Authors: Vincent, L.; Kermani, P.; Young, L. M.; Cheng, J.; Zhang, F.; Shido, K.; Lam, G.; Bompais-Vincent, H.; Zhu, Z.; Hicklin, D. J.; Bohlen, P.; Chaplin, D. J.; May, C.; Rafii, S.
Article Title: Combretastatin A4 phosphate induces rapid regression of tumor neovessels and growth through interference with vascular endothelial-cadherin signaling
Abstract: The molecular and cellular pathways that support the maintenance and stability of tumor neovessels are not well defined. The efficacy of microtubule-disrupting agents, such as combretastatin A4 phosphate (CA4P), in inducing rapid regression of specific subsets of tumor neovessels has opened up new avenues of research to identify factors that support tumor neoangiogenesis. Herein, we show that CA4P selectively targeted endothelial cells, but not smooth muscle cells, and induced regression of unstable nascent tumor neovessels by rapidly disrupting the molecular engagement of the endothelial cell-specific junctional molecule vascular endothelial-cadherin (VE-cadherin) in vitro and in vivo in mice. CA4P increases endothelial cell permeability, while inhibiting endothelial cell migration and capillary tube formation predominantly through disruption of VE-cadherin/β-catenin/Akt signaling pathway, thereby leading to rapid vascular collapse and tumor necrosis. Remarkably, stabilization of VE-cadherin signaling in endothelial cells with adenovirus E4 gene or ensheathment with smooth muscle cells confers resistance to CA4P. CA4P synergizes with low and nontoxic doses of neutralizing mAbs to VE-cadherin by blocking assembly of neovessels, thereby inhibiting tumor growth. These data suggest that the microtubule-targeting agent CA4P selectively induces regression of unstable tumor neovessels, in part through disruption of VE-cadherin signaling. Combined treatment with anti-VE-cadherin agents in conjunction with microtubule-disrupting agents provides a novel synergistic strategy to selectively disrupt assembly and induce regression of nascent tumor neovessels, with minimal toxicity and without affecting normal stabilized vasculature.
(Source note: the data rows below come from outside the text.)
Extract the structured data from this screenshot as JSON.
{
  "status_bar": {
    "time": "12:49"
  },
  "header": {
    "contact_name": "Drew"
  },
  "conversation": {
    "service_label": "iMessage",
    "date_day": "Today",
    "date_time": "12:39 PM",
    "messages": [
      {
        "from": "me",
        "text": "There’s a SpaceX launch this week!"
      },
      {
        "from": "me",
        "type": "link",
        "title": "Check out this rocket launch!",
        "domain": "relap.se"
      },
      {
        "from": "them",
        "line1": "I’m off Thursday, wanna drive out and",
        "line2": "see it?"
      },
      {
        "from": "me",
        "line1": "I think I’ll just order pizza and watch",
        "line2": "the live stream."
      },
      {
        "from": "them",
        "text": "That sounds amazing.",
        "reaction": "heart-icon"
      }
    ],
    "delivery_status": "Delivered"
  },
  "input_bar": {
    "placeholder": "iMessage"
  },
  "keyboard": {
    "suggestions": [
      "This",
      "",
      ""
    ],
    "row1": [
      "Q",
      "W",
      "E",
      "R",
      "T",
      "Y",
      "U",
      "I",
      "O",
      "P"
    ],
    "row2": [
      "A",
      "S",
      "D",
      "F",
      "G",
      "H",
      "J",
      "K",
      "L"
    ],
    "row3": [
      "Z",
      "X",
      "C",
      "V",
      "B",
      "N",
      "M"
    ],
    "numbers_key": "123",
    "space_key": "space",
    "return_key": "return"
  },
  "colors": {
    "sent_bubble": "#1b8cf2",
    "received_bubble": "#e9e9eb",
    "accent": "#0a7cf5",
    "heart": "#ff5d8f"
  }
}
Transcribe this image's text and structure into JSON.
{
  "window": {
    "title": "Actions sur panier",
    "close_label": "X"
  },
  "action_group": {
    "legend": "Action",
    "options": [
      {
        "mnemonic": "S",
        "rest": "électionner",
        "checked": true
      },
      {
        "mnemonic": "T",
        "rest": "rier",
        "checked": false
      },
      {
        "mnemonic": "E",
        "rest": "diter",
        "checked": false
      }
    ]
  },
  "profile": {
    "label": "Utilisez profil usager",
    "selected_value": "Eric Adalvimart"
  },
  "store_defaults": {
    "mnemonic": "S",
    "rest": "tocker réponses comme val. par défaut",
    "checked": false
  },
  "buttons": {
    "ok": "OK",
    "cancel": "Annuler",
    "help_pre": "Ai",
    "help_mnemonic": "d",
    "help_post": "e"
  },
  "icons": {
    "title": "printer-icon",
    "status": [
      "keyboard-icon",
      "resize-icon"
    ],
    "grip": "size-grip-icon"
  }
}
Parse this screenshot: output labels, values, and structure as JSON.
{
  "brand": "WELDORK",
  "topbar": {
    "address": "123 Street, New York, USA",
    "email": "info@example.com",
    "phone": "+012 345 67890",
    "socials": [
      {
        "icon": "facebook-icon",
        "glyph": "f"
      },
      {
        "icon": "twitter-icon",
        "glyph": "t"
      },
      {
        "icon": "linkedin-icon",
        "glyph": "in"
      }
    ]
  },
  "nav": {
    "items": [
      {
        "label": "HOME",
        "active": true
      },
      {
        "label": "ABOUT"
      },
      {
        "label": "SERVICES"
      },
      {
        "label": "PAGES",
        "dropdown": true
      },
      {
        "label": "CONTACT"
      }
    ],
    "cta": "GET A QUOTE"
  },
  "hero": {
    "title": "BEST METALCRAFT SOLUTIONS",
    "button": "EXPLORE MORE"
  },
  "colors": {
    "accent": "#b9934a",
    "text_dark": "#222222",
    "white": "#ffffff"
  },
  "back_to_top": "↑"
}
Keywords: signal transduction; protein kinase b; controlled study; unclassified drug; human cell; drug efficacy; drug potentiation; nonhuman; drug targeting; cell proliferation; animal cell; mouse; animals; mice; cells, cultured; smooth muscle fiber; animal experiment; animal model; antineoplastic agents, phytogenic; in vivo study; cytotoxicity; in vitro study; tumor regression; angiogenesis; neovascularization, pathologic; mice, inbred c57bl; capillary; monoclonal antibody; endothelium cell; endothelial cells; vascular endothelium; endothelium, vascular; combretastatin a4 phosphate; melanoma, experimental; cell migration; tumor vascularization; beta catenin; cadherin; cadherins; virus protein; cell membrane permeability; coculture techniques; adenovirus; vascular endothelial cadherin; capillaries; stilbenes; vascular endothelial cadherin antibody
Journal Title: Journal of Clinical Investigation
Volume: 115
Issue: 11
ISSN: 0021-9738
Publisher: American Society for Clinical Investigation  
Date Published: 2005-11-01
Start Page: 2992
End Page: 3006
Language: English
DOI: 10.1172/jci24586
PUBMED: 16224539
PROVIDER: scopus
PMCID: PMC1253622
DOI/URL:
Notes: --- - "Cited By (since 1996): 106" - "Export Date: 24 October 2012" - "CODEN: JCINA" - "Source: Scopus"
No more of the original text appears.